Did you know that saffron would keep forever? A box exhumed recently from a 2,000-year-old year old pharaoh’s tomb was found to be as good as the day it had been laid to rest. Of course, the ambient dryness of that tomb played an important role. But it also goes to show that whole spices will last for many more years than ground spices, the flavors of which will evaporate within a couple of months. I buy all my whole spices if possible from an Asian or Oriental supermarket where a regular turnover is guaranteed, vacuum pack what I don’t need, and keep the ready-to-use supply in small boxes with good, air-tight lids.
Saffron is expensive. The reason is that it only comes from the stigma of a special kind of crocus. Each bloom is hand-picked; the stigma is also extracted by hand. They say it takes almost a million to make a pound in weight. This subtle spice has been used for thousands of years to flavor and color foods from countries as diverse as Sweden, Russia, Egypt, and the west country in England. It’s also wonderful with fish, both bouillabaisse and the Spanish paella. This is a recipe that combines the exotic and subtle flavour of saffron with the humble-but-nutritious chickpea and chicken thighs.
8 chicken thighs or drumsticks
4 ounces dried chickpeas
6 ounces basmati rice
2 fresh chillies, halved, seeded, and chopped finely
1 teaspoon cumin seeds
1 tablespoon coriander seeds
½ teaspoon saffron stamens
1ounce fresh coriander
3 small, thin-skinned lemons or limes
2 large yellow peppers
2 large onions
3 cloves garlic, chopped
10 ounces chicken or vegetable stock
5 ounces dry white wine
2 ounces black olives, pitted
2 tablespoons olive oil
Salt and freshly ground black pepper, to taste
You will need a good, heavy stir-fry pan with a lid, or a big saucepan and a frying pan. Soak the chickpeas in plenty of cold water overnight. Simmer for a 20 to 30 minutes, or until tender. Meanwhile, throw into a small frying pan the cumin and coriander seeds and toss them around until they pop and begin to change color. Remove the seeds to a mortar and pestle and crush them coarsely. Place them aside.
To extract the best flavour out of the saffron, warm it gently in the frying pan, crush it to a powder with the mortar and pestle, then squeeze out the juice of one of the lemons and add it to the saffron, stirring well.
Prepare the chicken by seasoning it with salt and pepper. Slice the peppers in half, remove the seeds and pith and cut each half into large pieces. The onions should be sliced in roughly the same size as the peppers. Heat one tablespoon of oil in the stir-fry pan and, when it’s really hot, brown the chicken pieces on all sides. Don’t overcrowd the pan; it’s best to do this in two batches, four pieces at a time.

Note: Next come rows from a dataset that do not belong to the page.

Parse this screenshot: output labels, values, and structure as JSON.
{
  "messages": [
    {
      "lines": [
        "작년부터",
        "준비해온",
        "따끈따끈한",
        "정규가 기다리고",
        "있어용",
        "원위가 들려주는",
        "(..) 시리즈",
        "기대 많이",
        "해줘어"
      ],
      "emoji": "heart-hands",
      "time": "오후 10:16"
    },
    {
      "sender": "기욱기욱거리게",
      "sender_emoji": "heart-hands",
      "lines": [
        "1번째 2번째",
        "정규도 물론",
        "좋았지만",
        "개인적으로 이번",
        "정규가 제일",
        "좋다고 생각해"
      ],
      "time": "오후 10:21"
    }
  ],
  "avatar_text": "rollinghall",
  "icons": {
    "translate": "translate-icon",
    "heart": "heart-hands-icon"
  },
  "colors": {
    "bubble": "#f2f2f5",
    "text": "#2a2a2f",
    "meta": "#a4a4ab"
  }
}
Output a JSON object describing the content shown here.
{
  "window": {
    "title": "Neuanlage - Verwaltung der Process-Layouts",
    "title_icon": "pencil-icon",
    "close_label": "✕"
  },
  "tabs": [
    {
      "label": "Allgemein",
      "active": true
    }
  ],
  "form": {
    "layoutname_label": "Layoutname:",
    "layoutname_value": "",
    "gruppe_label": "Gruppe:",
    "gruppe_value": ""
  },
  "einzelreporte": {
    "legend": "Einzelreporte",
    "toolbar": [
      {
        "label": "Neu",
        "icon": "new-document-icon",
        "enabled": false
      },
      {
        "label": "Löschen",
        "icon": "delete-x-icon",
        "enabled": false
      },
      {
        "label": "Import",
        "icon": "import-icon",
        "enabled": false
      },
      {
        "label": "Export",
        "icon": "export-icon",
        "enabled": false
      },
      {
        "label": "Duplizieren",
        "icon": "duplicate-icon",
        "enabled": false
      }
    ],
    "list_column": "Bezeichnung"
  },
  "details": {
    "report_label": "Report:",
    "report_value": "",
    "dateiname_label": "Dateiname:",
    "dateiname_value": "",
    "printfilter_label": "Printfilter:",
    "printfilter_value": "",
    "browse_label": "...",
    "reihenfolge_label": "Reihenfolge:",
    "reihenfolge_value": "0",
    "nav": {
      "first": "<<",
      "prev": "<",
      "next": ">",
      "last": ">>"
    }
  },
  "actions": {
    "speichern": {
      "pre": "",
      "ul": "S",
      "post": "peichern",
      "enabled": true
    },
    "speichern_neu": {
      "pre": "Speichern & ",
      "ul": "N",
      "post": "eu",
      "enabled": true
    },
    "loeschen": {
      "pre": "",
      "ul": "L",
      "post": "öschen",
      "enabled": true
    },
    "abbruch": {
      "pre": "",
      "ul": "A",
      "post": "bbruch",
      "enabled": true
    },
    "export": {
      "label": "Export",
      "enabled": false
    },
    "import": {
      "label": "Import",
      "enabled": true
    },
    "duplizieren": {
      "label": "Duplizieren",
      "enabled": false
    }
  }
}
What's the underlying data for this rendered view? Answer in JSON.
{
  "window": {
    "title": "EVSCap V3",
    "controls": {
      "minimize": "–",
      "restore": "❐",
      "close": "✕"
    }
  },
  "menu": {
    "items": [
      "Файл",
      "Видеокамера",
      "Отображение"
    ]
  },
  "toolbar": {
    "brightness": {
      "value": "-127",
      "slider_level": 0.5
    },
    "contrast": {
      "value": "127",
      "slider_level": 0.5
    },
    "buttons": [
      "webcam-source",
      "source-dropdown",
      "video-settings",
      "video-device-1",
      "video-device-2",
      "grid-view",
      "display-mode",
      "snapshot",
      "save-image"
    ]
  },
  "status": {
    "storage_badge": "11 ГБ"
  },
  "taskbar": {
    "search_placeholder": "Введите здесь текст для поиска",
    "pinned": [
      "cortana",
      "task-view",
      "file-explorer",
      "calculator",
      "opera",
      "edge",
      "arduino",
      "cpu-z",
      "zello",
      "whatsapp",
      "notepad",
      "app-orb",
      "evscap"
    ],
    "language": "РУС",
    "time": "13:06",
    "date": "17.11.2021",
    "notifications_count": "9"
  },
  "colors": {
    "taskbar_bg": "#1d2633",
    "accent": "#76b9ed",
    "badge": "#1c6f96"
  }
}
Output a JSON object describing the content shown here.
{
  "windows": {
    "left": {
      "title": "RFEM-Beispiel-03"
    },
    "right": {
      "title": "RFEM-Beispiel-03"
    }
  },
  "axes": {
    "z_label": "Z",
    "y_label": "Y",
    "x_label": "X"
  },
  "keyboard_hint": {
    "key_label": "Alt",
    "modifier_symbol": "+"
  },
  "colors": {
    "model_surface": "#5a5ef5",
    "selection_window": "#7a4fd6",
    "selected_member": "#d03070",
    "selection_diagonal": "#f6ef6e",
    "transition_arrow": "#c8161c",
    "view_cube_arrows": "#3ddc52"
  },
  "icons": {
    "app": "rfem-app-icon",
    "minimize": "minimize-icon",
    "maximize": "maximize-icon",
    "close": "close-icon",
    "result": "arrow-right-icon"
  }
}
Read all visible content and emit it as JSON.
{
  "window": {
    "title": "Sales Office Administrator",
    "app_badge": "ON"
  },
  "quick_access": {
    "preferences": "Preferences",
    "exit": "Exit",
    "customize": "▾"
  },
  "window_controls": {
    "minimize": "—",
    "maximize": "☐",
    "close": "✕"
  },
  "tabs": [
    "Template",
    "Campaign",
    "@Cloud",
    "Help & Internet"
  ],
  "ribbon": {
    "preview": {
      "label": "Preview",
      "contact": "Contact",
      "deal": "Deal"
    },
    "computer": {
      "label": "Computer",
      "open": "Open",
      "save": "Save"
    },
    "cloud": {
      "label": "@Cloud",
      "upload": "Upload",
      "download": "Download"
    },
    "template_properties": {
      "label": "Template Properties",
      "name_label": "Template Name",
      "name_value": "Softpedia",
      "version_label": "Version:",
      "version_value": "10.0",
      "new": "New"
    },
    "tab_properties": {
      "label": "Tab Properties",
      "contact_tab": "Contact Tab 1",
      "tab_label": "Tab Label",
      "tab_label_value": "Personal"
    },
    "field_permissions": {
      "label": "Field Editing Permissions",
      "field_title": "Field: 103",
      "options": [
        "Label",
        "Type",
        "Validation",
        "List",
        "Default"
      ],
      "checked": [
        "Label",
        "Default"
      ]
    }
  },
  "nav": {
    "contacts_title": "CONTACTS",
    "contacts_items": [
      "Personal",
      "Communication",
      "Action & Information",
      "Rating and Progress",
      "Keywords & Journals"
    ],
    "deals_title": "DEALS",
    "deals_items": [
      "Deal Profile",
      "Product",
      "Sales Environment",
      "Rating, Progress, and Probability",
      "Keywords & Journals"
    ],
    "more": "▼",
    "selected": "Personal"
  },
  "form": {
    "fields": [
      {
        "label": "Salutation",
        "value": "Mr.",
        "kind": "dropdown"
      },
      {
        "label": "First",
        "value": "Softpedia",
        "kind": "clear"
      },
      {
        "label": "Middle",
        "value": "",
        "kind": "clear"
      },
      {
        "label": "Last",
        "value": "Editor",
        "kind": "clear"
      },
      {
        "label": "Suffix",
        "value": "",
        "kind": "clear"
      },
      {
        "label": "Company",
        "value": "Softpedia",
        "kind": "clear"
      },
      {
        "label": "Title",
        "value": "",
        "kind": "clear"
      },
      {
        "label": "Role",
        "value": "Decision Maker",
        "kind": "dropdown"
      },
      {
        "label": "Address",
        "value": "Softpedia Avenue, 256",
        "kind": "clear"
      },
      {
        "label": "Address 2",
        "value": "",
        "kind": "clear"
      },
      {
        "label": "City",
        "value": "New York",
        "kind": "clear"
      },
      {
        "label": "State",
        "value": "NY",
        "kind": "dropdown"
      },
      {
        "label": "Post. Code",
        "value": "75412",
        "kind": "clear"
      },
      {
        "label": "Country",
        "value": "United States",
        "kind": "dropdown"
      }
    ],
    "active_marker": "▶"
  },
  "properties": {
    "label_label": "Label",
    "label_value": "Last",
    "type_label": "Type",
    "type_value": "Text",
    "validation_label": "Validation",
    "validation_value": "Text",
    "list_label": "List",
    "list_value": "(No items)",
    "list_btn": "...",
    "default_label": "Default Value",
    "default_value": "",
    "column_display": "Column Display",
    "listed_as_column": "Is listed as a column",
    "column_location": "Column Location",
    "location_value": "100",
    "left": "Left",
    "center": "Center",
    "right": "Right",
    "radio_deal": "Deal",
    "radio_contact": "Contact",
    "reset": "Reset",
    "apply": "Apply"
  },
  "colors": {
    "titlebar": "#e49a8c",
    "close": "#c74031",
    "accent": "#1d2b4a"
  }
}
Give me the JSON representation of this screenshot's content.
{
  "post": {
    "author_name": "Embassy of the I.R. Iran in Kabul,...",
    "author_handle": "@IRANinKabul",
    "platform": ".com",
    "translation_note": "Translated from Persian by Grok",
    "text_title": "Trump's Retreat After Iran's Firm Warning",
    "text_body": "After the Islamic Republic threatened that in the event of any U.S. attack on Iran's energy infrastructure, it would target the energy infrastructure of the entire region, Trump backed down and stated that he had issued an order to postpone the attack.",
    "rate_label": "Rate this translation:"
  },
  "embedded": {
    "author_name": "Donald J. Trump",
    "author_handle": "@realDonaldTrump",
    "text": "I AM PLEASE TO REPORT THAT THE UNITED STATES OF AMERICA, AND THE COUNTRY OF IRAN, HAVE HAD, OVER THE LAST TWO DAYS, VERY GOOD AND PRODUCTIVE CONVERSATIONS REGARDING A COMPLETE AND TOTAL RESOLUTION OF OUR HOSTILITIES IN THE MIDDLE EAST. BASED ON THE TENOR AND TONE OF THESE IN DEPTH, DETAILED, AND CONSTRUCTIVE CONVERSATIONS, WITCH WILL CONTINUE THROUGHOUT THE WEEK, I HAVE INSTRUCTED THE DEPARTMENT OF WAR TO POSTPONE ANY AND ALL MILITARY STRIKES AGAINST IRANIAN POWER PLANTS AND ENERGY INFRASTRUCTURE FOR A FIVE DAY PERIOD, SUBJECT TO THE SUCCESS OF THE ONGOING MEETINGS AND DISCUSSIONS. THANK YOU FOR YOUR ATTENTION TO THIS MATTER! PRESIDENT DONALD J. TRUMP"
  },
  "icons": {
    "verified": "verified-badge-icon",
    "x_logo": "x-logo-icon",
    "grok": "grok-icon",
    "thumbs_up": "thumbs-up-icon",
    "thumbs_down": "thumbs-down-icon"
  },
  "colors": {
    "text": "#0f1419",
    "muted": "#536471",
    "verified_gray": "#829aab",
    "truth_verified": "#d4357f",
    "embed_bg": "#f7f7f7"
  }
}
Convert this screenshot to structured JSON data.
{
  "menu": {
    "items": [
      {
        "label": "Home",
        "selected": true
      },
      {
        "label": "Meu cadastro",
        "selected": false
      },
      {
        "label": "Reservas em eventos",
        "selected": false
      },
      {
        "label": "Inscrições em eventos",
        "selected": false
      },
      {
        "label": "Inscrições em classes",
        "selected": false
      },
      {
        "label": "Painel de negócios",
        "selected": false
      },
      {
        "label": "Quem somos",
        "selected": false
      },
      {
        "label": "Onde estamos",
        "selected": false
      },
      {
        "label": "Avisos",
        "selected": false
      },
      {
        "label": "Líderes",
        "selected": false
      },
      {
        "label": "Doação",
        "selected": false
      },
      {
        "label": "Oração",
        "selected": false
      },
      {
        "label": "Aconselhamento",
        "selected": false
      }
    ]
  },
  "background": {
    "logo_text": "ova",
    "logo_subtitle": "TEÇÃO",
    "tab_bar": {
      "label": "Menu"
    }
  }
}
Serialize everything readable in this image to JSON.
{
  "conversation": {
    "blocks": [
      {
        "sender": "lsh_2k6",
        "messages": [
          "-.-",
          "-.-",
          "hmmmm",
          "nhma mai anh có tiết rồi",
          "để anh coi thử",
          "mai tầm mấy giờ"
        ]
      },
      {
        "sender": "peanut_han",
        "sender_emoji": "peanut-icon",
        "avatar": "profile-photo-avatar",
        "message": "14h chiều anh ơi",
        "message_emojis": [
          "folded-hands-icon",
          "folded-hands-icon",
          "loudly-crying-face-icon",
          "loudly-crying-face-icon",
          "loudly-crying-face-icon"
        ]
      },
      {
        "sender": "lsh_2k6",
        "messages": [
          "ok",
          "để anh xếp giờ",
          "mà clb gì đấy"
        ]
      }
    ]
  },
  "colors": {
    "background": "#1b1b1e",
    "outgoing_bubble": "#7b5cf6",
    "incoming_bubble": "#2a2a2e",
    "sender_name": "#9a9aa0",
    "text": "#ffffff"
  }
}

Remove the chicken pieces to a plate, then add the second tablespoon of oil and turn the heat to its highest setting. When the oil is really hot, add the peppers and onions and cook them in the hot oil, moving them around until their edges are slightly blackened. This should take about five minutes. Turn the heat down. Strip the coriander leaves from the stalks, reserving the leaves for later. Chop the coriander stalks finely and add these to the peppers and onions, along with the garlic, chillies, crushed spices, the chickpeas and rice, then give everything a good stir to distribute all the ingredients.
Season well with salt and pepper, then combine the lemon and saffron mixture with the stock and wine, pour it all in to the casserole and stir well. Cut the remaining lemons into slices and push these well into the liquid. Scatter in the olives in and, finally, place the pieces of chicken on top of everything. Cover with a tight-fitting lid and cook either in the oven or on the top of the stove for one hour, or until the rice and chickpeas are tender. Just before serving, scatter the coriander leaves on top and serve straight away.